// total daily energy expenditure

Your TDEE — your maintenance calories.

TDEE is the total number of calories you burn in a day, including everything you do. Eat at this number and your weight holds steady. It's the number every calorie goal is built from.

// what this means

How TDEE is calculated

TDEE starts with your BMR and multiplies it by an activity factor that reflects how much you move: 1.2 for sedentary, up to 1.9 for very active physical jobs. The result is your maintenance level — the calories that keep your weight stable.

Using TDEE for a goal

To lose weight, eat below your TDEE; a deficit of about 500 kcal/day targets roughly half a kilo (one pound) of loss per week. To gain, eat above it.
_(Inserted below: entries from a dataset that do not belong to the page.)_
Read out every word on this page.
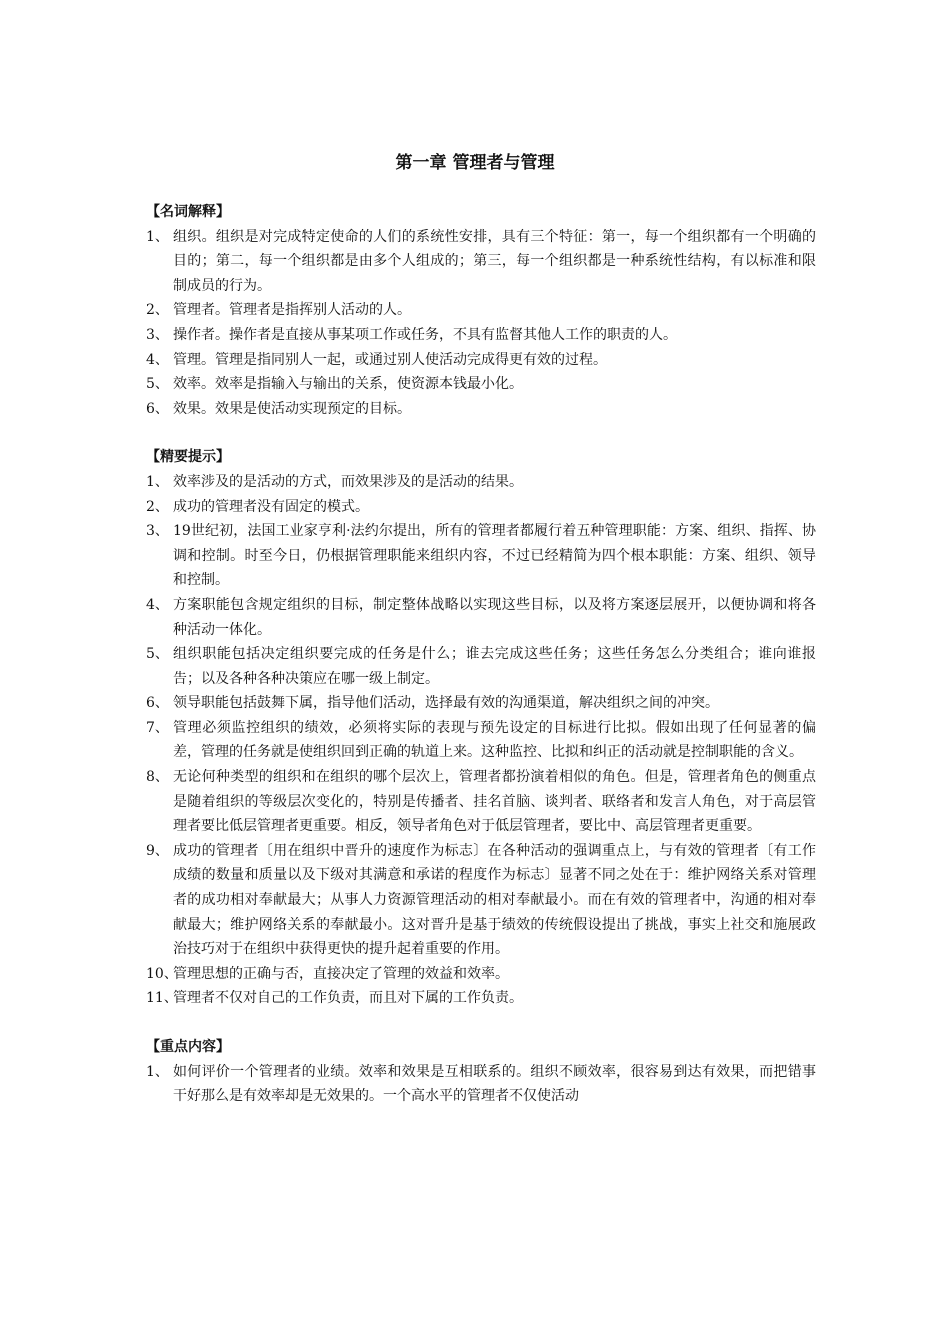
第一章 管理者与管理
【名词解释】
1、 组织。组织是对完成特定使命的人们的系统性安排，具有三个特征：第一，每一个组织都有一个明确的目的；第二，每一个组织都是由多个人组成的；第三，每一个组织都是一种系统性结构，有以标准和限制成员的行为。
2、 管理者。管理者是指挥别人活动的人。
3、 操作者。操作者是直接从事某项工作或任务，不具有监督其他人工作的职责的人。
4、 管理。管理是指同别人一起，或通过别人使活动完成得更有效的过程。
5、 效率。效率是指输入与输出的关系，使资源本钱最小化。
6、 效果。效果是使活动实现预定的目标。
【精要提示】
1、 效率涉及的是活动的方式，而效果涉及的是活动的结果。
2、 成功的管理者没有固定的模式。
3、 19世纪初，法国工业家亨利·法约尔提出，所有的管理者都履行着五种管理职能：方案、组织、指挥、协调和控制。时至今日，仍根据管理职能来组织内容，不过已经精简为四个根本职能：方案、组织、领导和控制。
4、 方案职能包含规定组织的目标，制定整体战略以实现这些目标，以及将方案逐层展开，以便协调和将各种活动一体化。
5、 组织职能包括决定组织要完成的任务是什么；谁去完成这些任务；这些任务怎么分类组合；谁向谁报告；以及各种各种决策应在哪一级上制定。
6、 领导职能包括鼓舞下属，指导他们活动，选择最有效的沟通渠道，解决组织之间的冲突。
7、 管理必须监控组织的绩效，必须将实际的表现与预先设定的目标进行比拟。假如出现了任何显著的偏差，管理的任务就是使组织回到正确的轨道上来。这种监控、比拟和纠正的活动就是控制职能的含义。
8、 无论何种类型的组织和在组织的哪个层次上，管理者都扮演着相似的角色。但是，管理者角色的侧重点是随着组织的等级层次变化的，特别是传播者、挂名首脑、谈判者、联络者和发言人角色，对于高层管理者要比低层管理者更重要。相反，领导者角色对于低层管理者，要比中、高层管理者更重要。
9、 成功的管理者〔用在组织中晋升的速度作为标志〕在各种活动的强调重点上，与有效的管理者〔有工作成绩的数量和质量以及下级对其满意和承诺的程度作为标志〕显著不同之处在于：维护网络关系对管理者的成功相对奉献最大；从事人力资源管理活动的相对奉献最小。而在有效的管理者中，沟通的相对奉献最大；维护网络关系的奉献最小。这对晋升是基于绩效的传统假设提出了挑战，事实上社交和施展政治技巧对于在组织中获得更快的提升起着重要的作用。
10、
管理思想的正确与否，直接决定了管理的效益和效率。
11、
管理者不仅对自己的工作负责，而且对下属的工作负责。
【重点内容】
1、 如何评价一个管理者的业绩。效率和效果是互相联系的。组织不顾效率，很容易到达有效果，而把错事干好那么是有效率却是无效果的。一个高水平的管理者不仅使活动
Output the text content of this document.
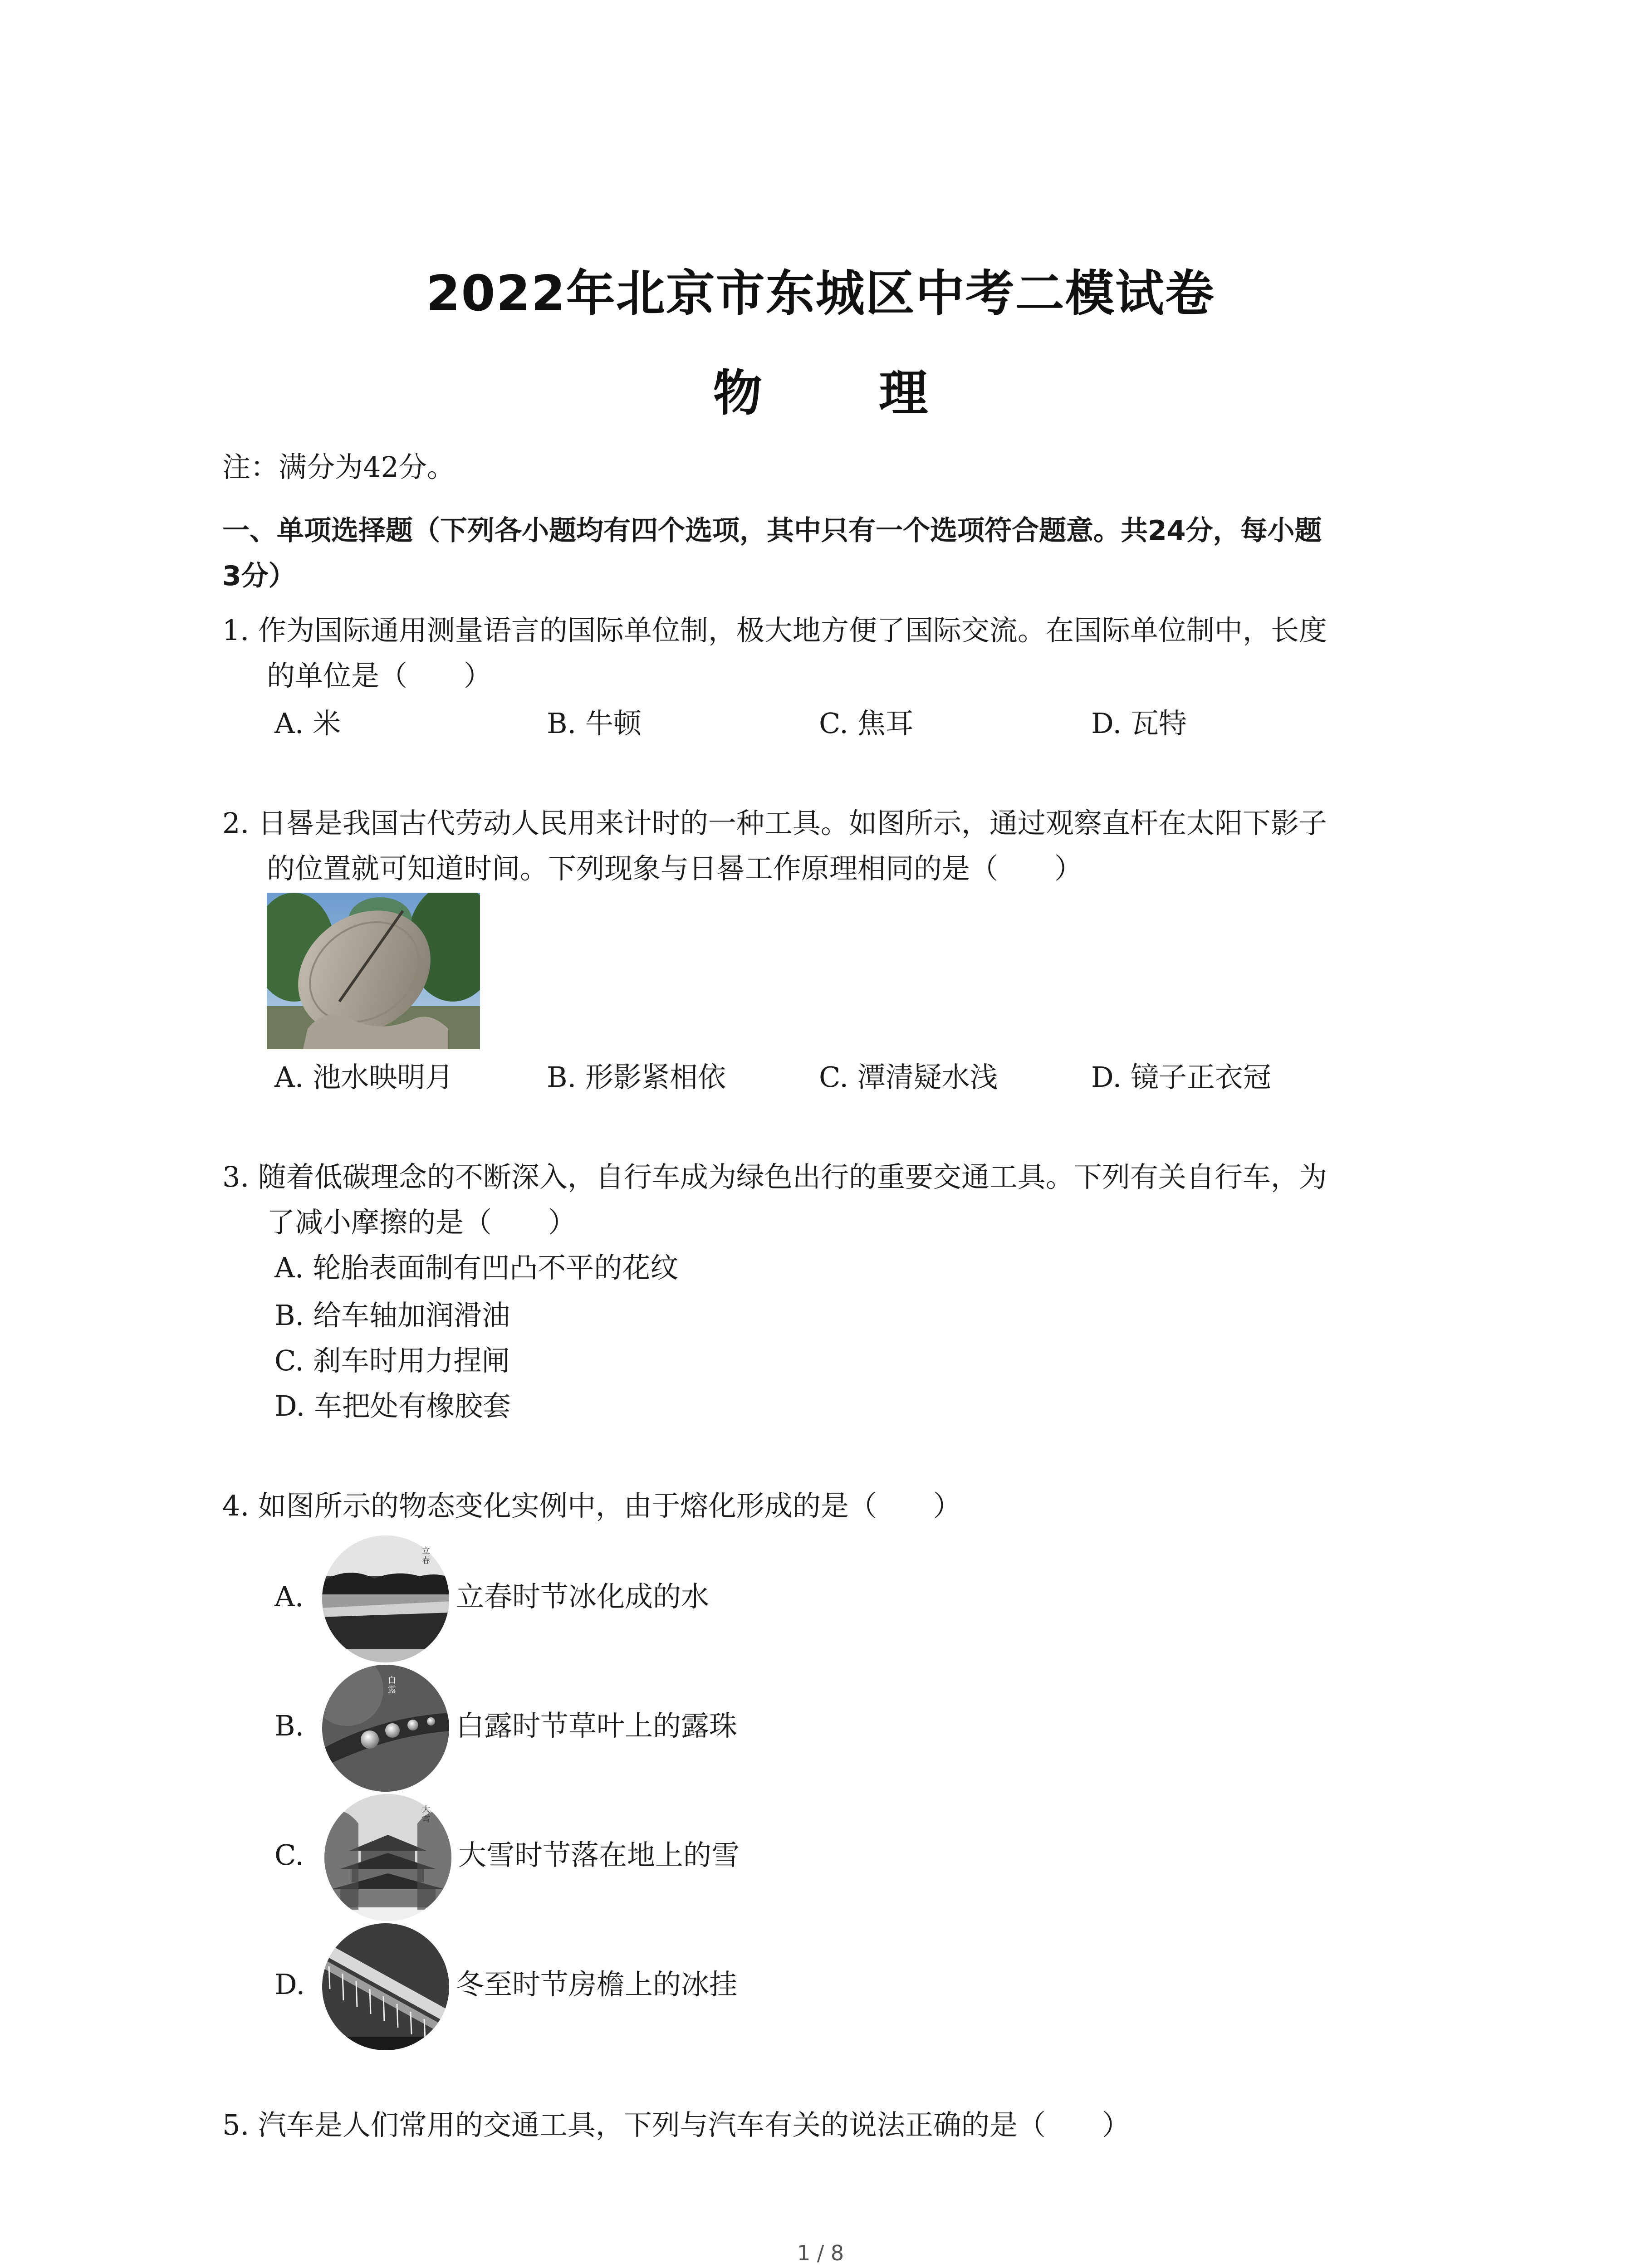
2022年北京市东城区中考二模试卷
物 理
注：满分为42分。
一、单项选择题（下列各小题均有四个选项，其中只有一个选项符合题意。共24分，每小题
3分）
1. 作为国际通用测量语言的国际单位制，极大地方便了国际交流。在国际单位制中，长度
的单位是（　　）
A. 米	B. 牛顿	C. 焦耳	D. 瓦特
2. 日晷是我国古代劳动人民用来计时的一种工具。如图所示，通过观察直杆在太阳下影子
的位置就可知道时间。下列现象与日晷工作原理相同的是（　　）
A. 池水映明月	B. 形影紧相依	C. 潭清疑水浅	D. 镜子正衣冠
3. 随着低碳理念的不断深入，自行车成为绿色出行的重要交通工具。下列有关自行车，为
了减小摩擦的是（　　）
A. 轮胎表面制有凹凸不平的花纹
B. 给车轴加润滑油
C. 刹车时用力捏闸
D. 车把处有橡胶套
4. 如图所示的物态变化实例中，由于熔化形成的是（　　）
A.
立
春
立春时节冰化成的水
B.
白
露
白露时节草叶上的露珠
C.
大
雪
大雪时节落在地上的雪
D.	冬至时节房檐上的冰挂
5. 汽车是人们常用的交通工具，下列与汽车有关的说法正确的是（　　）
1 / 8
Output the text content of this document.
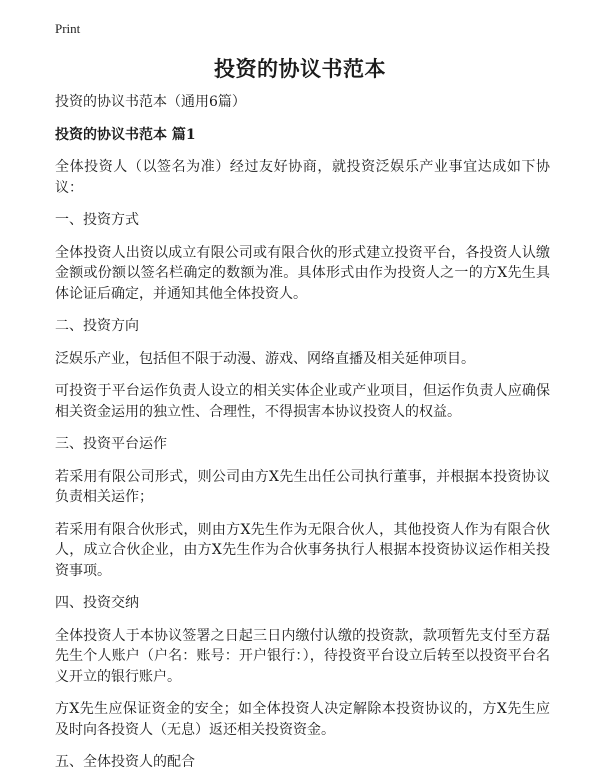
Print
投资的协议书范本

投资的协议书范本（通用6篇）

投资的协议书范本 篇1

全体投资人（以签名为准）经过友好协商，就投资泛娱乐产业事宜达成如下协议：

一、投资方式

全体投资人出资以成立有限公司或有限合伙的形式建立投资平台，各投资人认缴金额或份额以签名栏确定的数额为准。具体形式由作为投资人之一的方X先生具体论证后确定，并通知其他全体投资人。

二、投资方向

泛娱乐产业，包括但不限于动漫、游戏、网络直播及相关延伸项目。

可投资于平台运作负责人设立的相关实体企业或产业项目，但运作负责人应确保相关资金运用的独立性、合理性，不得损害本协议投资人的权益。

三、投资平台运作

若采用有限公司形式，则公司由方X先生出任公司执行董事，并根据本投资协议负责相关运作；

若采用有限合伙形式，则由方X先生作为无限合伙人，其他投资人作为有限合伙人，成立合伙企业，由方X先生作为合伙事务执行人根据本投资协议运作相关投资事项。

四、投资交纳

全体投资人于本协议签署之日起三日内缴付认缴的投资款，款项暂先支付至方磊先生个人账户（户名：账号：开户银行：），待投资平台设立后转至以投资平台名义开立的银行账户。

方X先生应保证资金的安全；如全体投资人决定解除本投资协议的，方X先生应及时向各投资人（无息）返还相关投资资金。

五、全体投资人的配合
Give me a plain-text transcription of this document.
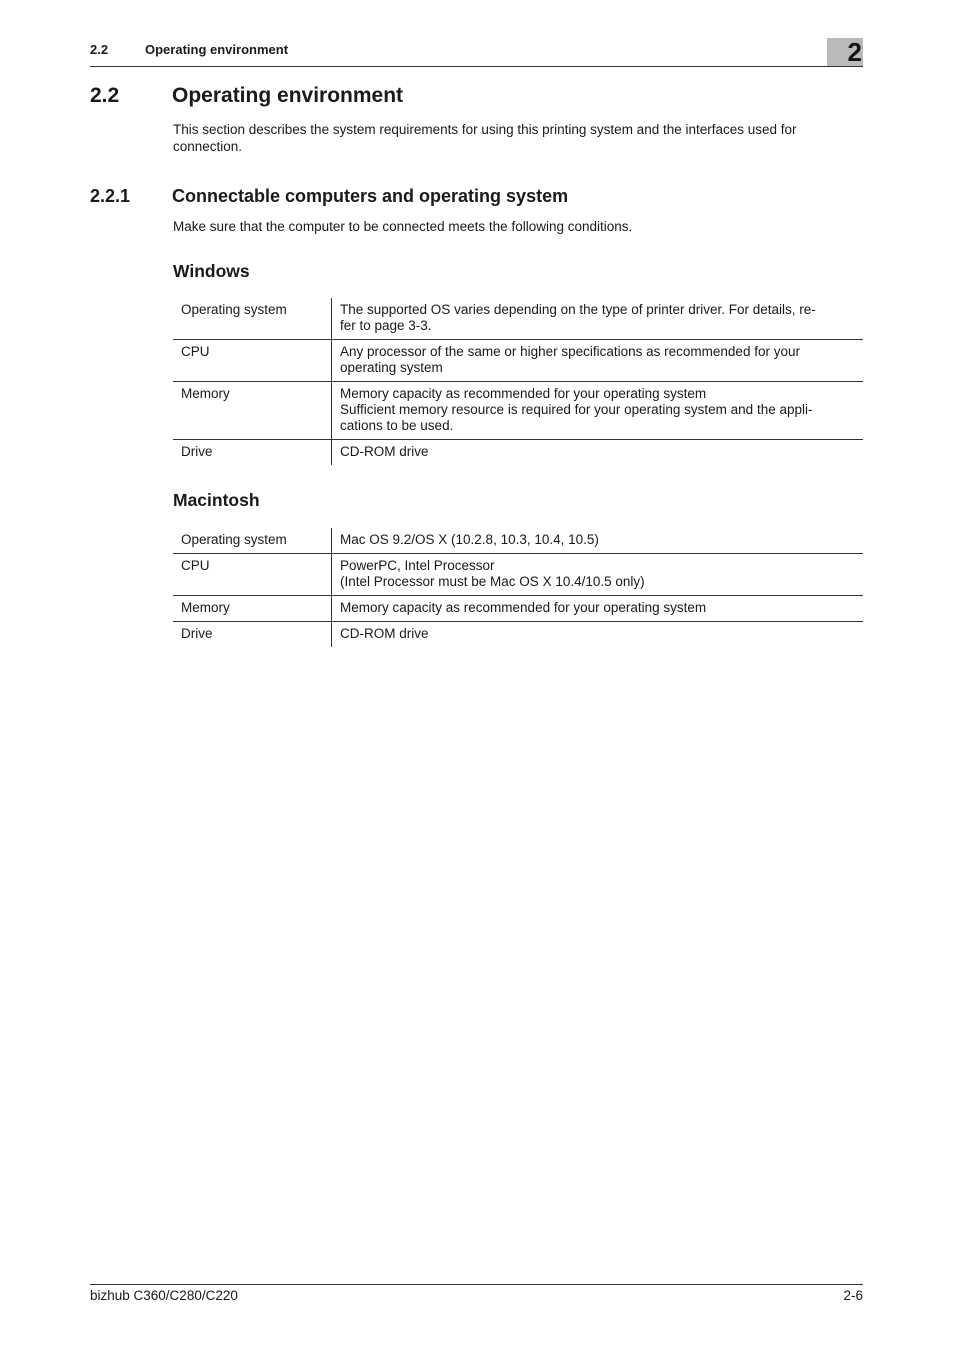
2.2	Operating environment	2
2.2	Operating environment

This section describes the system requirements for using this printing system and the interfaces used for connection.

2.2.1 Connectable computers and operating system

Make sure that the computer to be connected meets the following conditions.

Windows
Operating system	The supported OS varies depending on the type of printer driver. For details, re-
fer to page 3-3.

CPU	Any processor of the same or higher specifications as recommended for your
operating system

Memory	Memory capacity as recommended for your operating system
Sufficient memory resource is required for your operating system and the appli-
cations to be used.

Drive	CD-ROM drive
Macintosh
Operating system	Mac OS 9.2/OS X (10.2.8, 10.3, 10.4, 10.5)

CPU	PowerPC, Intel Processor
(Intel Processor must be Mac OS X 10.4/10.5 only)

Memory	Memory capacity as recommended for your operating system

Drive	CD-ROM drive
bizhub C360/C280/C220	2-6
The calculator above shows lose / maintain / gain targets automatically, and caps the weight-loss number so it never falls below your BMR.

One thing most calculators miss: your TDEE falls as you lose weight, because a lighter body burns fewer calories. A fixed target slowly stops producing a deficit. The goal planner handles this by recomputing your TDEE every week.

Estimates only, from validated formulas. Individual metabolism varies. Not medical advice — consult a healthcare professional before significant changes.

// frequently asked

What activity level should I choose?

Be honest and slightly conservative. Most people with desk jobs who exercise a few times a week are 'light' or 'moderate', not 'active'. Overestimating activity is the most common reason a target doesn't produce results.

How accurate is a TDEE estimate?

It's a starting point, not a measurement. Use it for 2–3 weeks while tracking your weight, then adjust based on what actually happens on the scale.

What's the difference between TDEE and BMR?

BMR is rest-only energy. TDEE is BMR plus activity and digestion. TDEE is the number you use for calorie goals.